Wang Maojun, Yuan Daojun, Tu Lili, Gao Wenhui, He Yonghui, Hu Haiyan, Wang Pengcheng, Liu Nian, Lindsey Keith, Zhang Xianlong
National Key Laboratory of Crop Genetic Improvement, Huazhong Agricultural University, Wuhan, 430070, China.
Integrative Cell Biology Laboratory, School of Biological and Biomedical Sciences, Durham University, South Road, Durham, DH1 3LE, UK.
New Phytol. 2015 Sep;207(4):1181-97. doi: 10.1111/nph.13429. Epub 2015 Apr 28.
Long noncoding RNAs (lncRNAs) are transcripts of at least 200 bp in length, possess no apparent coding capacity and are involved in various biological regulatory processes. Until now, no systematic identification of lncRNAs has been reported in cotton (Gossypium spp.). Here, we describe the identification of 30 550 long intergenic noncoding RNA (lincRNA) loci (50 566 transcripts) and 4718 long noncoding natural antisense transcript (lncNAT) loci (5826 transcripts). LncRNAs are rich in repetitive sequences and preferentially expressed in a tissue-specific manner. The detection of abundant genome-specific and/or lineage-specific lncRNAs indicated their weak evolutionary conservation. Approximately 76% of homoeologous lncRNAs exhibit biased expression patterns towards the At or Dt subgenomes. Compared with protein-coding genes, lncRNAs showed overall higher methylation levels and their expression was less affected by gene body methylation. Expression validation in different cotton accessions and coexpression network construction helped to identify several functional lncRNA candidates involved in cotton fibre initiation and elongation. Analysis of integrated expression from the subgenomes of lncRNAs generating miR397 and its targets as a result of genome polyploidization indicated their pivotal functions in regulating lignin metabolism in domesticated tetraploid cotton fibres. This study provides the first comprehensive identification of lncRNAs in Gossypium.
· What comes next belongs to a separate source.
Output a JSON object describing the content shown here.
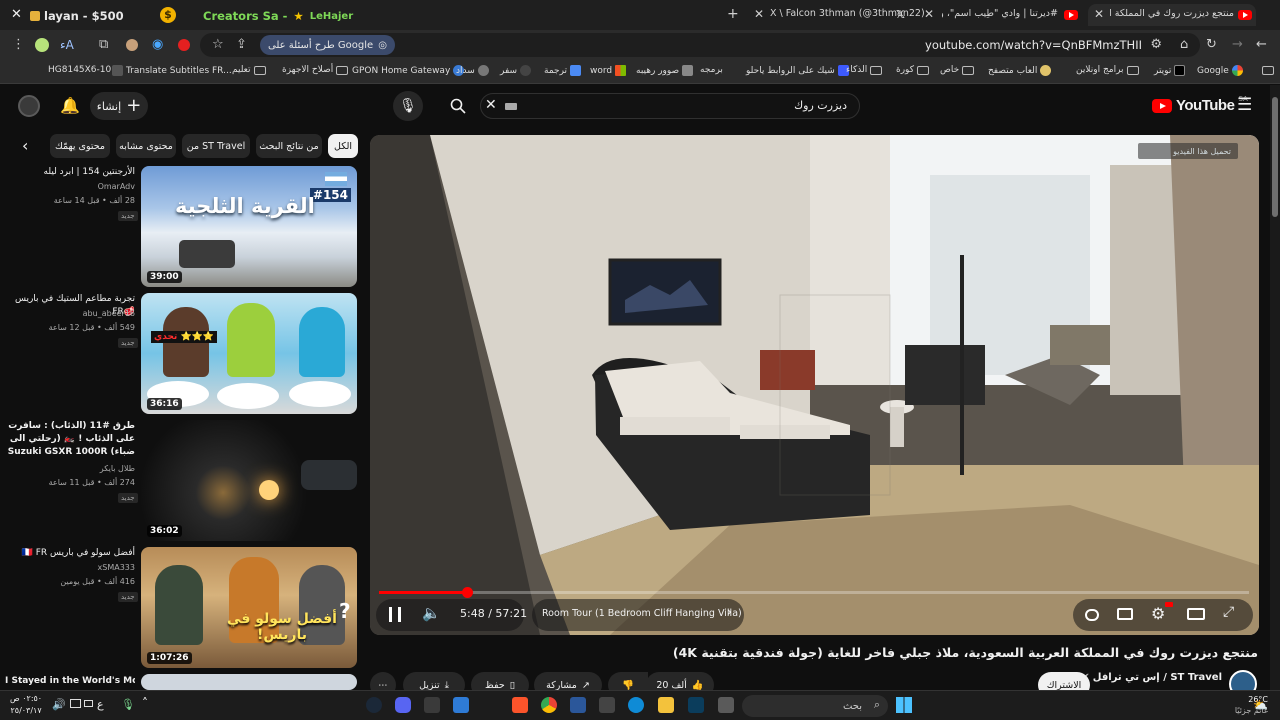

长链非编码RNA(lncRNAs)是长度至少为200bp的转录本,不具备明显的编码能力,并参与各种生物调控过程。到目前为止,尚未有关于棉花(棉属物种)lncRNAs的系统鉴定报道。在此,我们描述了30550个长基因间非编码RNA(lincRNA)位点(50566个转录本)和4718个长链非编码天然反义转录本(lncNAT)位点(5826个转录本)的鉴定。LncRNAs富含重复序列,并优先以组织特异性方式表达。大量基因组特异性和/或谱系特异性lncRNAs的检测表明它们的进化保守性较弱。大约76%的同源lncRNAs对At或Dt亚基因组表现出偏向性表达模式。与蛋白质编码基因相比,lncRNAs总体上表现出更高的甲基化水平,并且它们的表达受基因体甲基化的影响较小。在不同棉花种质中的表达验证和共表达网络构建有助于鉴定出几个参与棉花纤维起始和伸长的功能性lncRNA候选物。对lncRNAs亚基因组的整合表达分析表明,由于基因组多倍化,miR397及其靶标在驯化四倍体棉花纤维中调节木质素代谢方面具有关键作用。本研究首次对棉属中的lncRNAs进行了全面鉴定。